Walking after meals, a trend that’s gone viral on social media as the “fart walk,” might be more than just a quirky health hack, according to University of Washington Medicine. Experts say this simple practice could aid digestion and help regulate blood sugar levels.
The term “fart walk” was popularized by Mairlyn Smith, a cookbook author in her 70s, who shares on social media her enthusiasm for fiber-rich diets and walking after meals.
The idea took off as followers began posting their own #fartwalk videos, but it’s not as novel as it seems. Cultures worldwide have long embraced after-dinner strolls, such as the Chinese proverb, “If you take 100 steps after each meal, you’ll live to 99.”
After-dinner walks can give your digestion a helpful boost. Dr.
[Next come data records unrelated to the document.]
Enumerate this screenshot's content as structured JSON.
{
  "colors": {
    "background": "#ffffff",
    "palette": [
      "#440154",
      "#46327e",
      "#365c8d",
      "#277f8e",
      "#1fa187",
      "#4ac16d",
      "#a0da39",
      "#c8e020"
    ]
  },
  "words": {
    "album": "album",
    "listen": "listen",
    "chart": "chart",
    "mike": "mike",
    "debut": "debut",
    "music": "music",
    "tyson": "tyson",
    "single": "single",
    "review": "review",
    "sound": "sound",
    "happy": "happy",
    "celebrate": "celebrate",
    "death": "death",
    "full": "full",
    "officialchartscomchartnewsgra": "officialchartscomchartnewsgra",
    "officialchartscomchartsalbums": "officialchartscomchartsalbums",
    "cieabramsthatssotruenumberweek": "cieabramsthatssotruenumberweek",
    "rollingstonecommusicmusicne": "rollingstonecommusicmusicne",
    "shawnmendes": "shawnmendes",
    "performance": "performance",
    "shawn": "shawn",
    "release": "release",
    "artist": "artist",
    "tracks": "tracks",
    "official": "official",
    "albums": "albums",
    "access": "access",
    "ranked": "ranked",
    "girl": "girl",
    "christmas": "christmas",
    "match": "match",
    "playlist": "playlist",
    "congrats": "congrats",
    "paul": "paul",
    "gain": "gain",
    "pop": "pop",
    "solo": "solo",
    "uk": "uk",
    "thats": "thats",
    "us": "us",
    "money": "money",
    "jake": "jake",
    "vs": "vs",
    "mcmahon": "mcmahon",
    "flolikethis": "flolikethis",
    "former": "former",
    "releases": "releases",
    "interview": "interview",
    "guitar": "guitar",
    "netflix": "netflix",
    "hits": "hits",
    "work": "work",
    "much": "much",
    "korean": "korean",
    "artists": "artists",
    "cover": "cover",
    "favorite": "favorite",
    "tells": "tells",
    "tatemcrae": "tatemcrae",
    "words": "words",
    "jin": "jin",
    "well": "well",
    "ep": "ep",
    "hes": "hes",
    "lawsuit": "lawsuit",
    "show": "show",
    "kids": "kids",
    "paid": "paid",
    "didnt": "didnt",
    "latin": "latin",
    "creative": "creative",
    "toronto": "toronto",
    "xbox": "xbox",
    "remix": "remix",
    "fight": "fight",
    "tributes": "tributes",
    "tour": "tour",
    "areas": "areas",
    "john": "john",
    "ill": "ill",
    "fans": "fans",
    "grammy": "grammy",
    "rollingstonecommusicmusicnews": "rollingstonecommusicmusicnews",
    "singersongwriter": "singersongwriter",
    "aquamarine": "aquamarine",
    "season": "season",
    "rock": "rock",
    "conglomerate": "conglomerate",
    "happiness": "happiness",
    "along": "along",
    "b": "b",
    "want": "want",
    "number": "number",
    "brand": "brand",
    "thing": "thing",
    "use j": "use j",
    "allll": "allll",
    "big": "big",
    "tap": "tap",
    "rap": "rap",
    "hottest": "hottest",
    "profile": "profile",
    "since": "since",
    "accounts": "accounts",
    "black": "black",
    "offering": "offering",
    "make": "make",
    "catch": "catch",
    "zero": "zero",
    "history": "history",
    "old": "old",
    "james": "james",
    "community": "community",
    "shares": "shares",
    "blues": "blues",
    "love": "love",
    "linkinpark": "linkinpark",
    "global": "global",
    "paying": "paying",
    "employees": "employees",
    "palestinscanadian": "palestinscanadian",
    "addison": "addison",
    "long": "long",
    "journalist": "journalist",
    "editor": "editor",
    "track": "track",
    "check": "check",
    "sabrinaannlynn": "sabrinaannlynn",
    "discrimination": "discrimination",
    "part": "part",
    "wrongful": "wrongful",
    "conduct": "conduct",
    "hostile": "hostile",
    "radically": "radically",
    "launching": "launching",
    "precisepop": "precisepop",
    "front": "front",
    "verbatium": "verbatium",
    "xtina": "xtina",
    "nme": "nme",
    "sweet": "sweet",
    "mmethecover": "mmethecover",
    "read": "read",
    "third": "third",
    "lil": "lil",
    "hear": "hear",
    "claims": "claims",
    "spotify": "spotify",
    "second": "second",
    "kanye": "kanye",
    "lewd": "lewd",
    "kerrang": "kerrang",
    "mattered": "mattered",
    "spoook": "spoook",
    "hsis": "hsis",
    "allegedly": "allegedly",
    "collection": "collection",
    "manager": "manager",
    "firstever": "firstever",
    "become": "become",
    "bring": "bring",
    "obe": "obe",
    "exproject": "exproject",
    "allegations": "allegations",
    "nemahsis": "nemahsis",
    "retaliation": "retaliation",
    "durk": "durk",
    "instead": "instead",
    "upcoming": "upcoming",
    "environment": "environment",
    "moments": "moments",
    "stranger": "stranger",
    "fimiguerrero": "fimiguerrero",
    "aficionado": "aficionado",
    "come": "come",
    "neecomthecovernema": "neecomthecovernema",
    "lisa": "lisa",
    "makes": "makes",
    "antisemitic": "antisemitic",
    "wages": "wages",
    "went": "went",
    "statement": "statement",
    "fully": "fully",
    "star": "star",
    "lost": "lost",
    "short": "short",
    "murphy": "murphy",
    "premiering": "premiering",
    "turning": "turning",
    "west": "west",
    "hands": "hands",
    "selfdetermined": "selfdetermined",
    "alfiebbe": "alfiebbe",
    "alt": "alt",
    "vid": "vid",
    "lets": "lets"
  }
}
Christopher Damman, a gastroenterologist at the Digestive Health Center at UW Medical Center – Montlake, explains that moving your body stimulates your bowels, speeding up digestion.
“The bowel does move well on its own, but it moves better when you move,” Damman said.
Walking after eating can also reduce bloating and help prevent acid reflux by encouraging your stomach to empty more efficiently.
Social media claims that post-meal walks can lower the risk of developing Type 2 diabetes have some scientific backing.
Damman says research shows that even five minutes of light activity after eating can blunt the spike in blood sugar levels that typically follow a meal.
One review of seven studies found that light walking after eating significantly reduced blood sugar and insulin levels compared to sitting. Lowering these spikes is essential for avoiding insulin resistance, which can lead to prediabetes or diabetes.
For those managing diabetes, after-dinner walks can help maintain stable blood sugar levels. However, people using medication should monitor for hypoglycemia if they’re increasing physical activity.
For maximum benefits, timing your walk is key. Blood sugar tends to spike 60 to 90 minutes after eating, so Damman advises heading out for a stroll about an hour after finishing your meal.
Preventing blood sugar spikes also begins with diet. Eating fiber-rich, whole foods and avoiding processed foods can reduce the likelihood of sharp blood sugar increases.
“Eating whole foods is your best bet because they have all the things packed together that we’ve evolved with to regulate the absorption of glucose,” Damman said.
Beyond digestion and blood sugar, overall well-being affects how your body processes food. Stress, lack of sleep, and inactivity can all impact digestion and blood sugar regulation. Stress, in particular, raises blood sugar levels due to the release of cortisol.
Also, don’t underestimate the importance of getting good sleep and reducing stress.
For persistent issues like bloating, walking might not be enough. Damman notes that underlying conditions, such as irritable bowel syndrome or bacterial overgrowth, may require medical attention.
However, for those embracing high-fiber diets and going on walks to let nature take its course, the “fart walk” is a simple, effective routine that even gastroenterologists support.